= Aristodemus of Messenia =

Aristodemus (Ἀριστόδημος) was a man of ancient Messenia, who was one of the chief Messenian heroes in the First Messenian War.

In the sixth year of that war the Messenians consulted the oracle at Delphi known as the Pythia, and the ambassador Tisis brought back the answer that the preservation of the Messenian state demanded that a virgin girl of the house of the Aepytids should be sacrificed to the gods of the lower world. When the daughter of Lyciscus was drawn by lot, the seer Epebolus declared that she was a stand-in, and not actually a daughter of Lyciscus. Hereupon Lyciscus left his country and went over to the Spartans.

As, however, the oracle had added, that if, for some reason, the maiden chosen by lot could not be sacrificed, another might be chosen in her stead, Aristodemus, who likewise belonged to the house of the Aepytids, came forward and offered to sacrifice his own daughter for his country.

A young Messenian, however, who loved Aristodemus's daughter, opposed this plan, and declared that he as her betrothed had more power over her than her father. When the boy that his argument would not sway Aristodemus, in order to save the girl's life, he declared that she was pregnant by him, and therefore no longer a virgin. Aristodemus, enraged at this assertion, murdered his daughter and opened her body to refute the boy's claim.

The seer Epebolus, who was present, now demanded the sacrifice of another maiden, as Aristodemus's daughters death had not been a sacrifice, but murder. But Euphaes, king of Messenia, persuaded the Messenians, who wanted to kill the boy who in their judgment had been the cause of the girl's death, that the command of the oracle was fulfilled, and as he was supported by the Aepytids, the people accepted his decision.

When the news of the oracle and the manner of its fulfillment became known at Sparta, the Spartans were despondent, and for five years they refrained from attacking the Messenians, until at last some favorable signs in the sacrifices encouraged them to undertake a fresh campaign against Ithome. A battle was fought, in which king Euphaes lost his life, and as he had left no heir to the throne, Aristodemus was elected king by the Messenians, even though some Messenians declared him unworthy on account of having murdered his own daughter.

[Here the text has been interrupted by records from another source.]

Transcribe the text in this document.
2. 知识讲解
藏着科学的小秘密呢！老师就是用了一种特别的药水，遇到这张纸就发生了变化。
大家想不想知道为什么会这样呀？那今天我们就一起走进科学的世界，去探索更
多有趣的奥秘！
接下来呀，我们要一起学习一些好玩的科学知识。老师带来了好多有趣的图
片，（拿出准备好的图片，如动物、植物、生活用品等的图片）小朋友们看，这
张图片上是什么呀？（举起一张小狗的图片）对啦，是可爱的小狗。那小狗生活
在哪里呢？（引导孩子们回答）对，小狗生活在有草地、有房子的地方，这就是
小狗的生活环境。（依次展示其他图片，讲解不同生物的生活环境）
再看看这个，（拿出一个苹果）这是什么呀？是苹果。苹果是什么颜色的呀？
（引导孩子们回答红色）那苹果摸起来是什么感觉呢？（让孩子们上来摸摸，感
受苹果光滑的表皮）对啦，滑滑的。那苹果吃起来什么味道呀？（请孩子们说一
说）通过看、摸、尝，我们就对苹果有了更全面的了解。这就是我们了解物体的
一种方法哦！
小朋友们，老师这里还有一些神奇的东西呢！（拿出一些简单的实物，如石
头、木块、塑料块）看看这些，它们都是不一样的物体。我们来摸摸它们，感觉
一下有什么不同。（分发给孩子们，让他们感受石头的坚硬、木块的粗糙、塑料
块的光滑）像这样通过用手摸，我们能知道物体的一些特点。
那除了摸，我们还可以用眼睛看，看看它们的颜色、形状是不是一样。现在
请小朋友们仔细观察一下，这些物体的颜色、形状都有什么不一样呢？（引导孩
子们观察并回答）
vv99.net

This happened around 729 BCE. Aristodemus continued the war against the Spartans, and in 724 BCE he gained a great victory over them. The Spartans now endeavored to achieve by fraud what they had been unable to accomplish in the field, and their success convinced Aristodemus that his country was headed for destruction. In his despair he committed suicide on the tomb of his daughter, and a short time after, in 722 BCE, the Messenians were obliged to recognize the domination of the Spartans.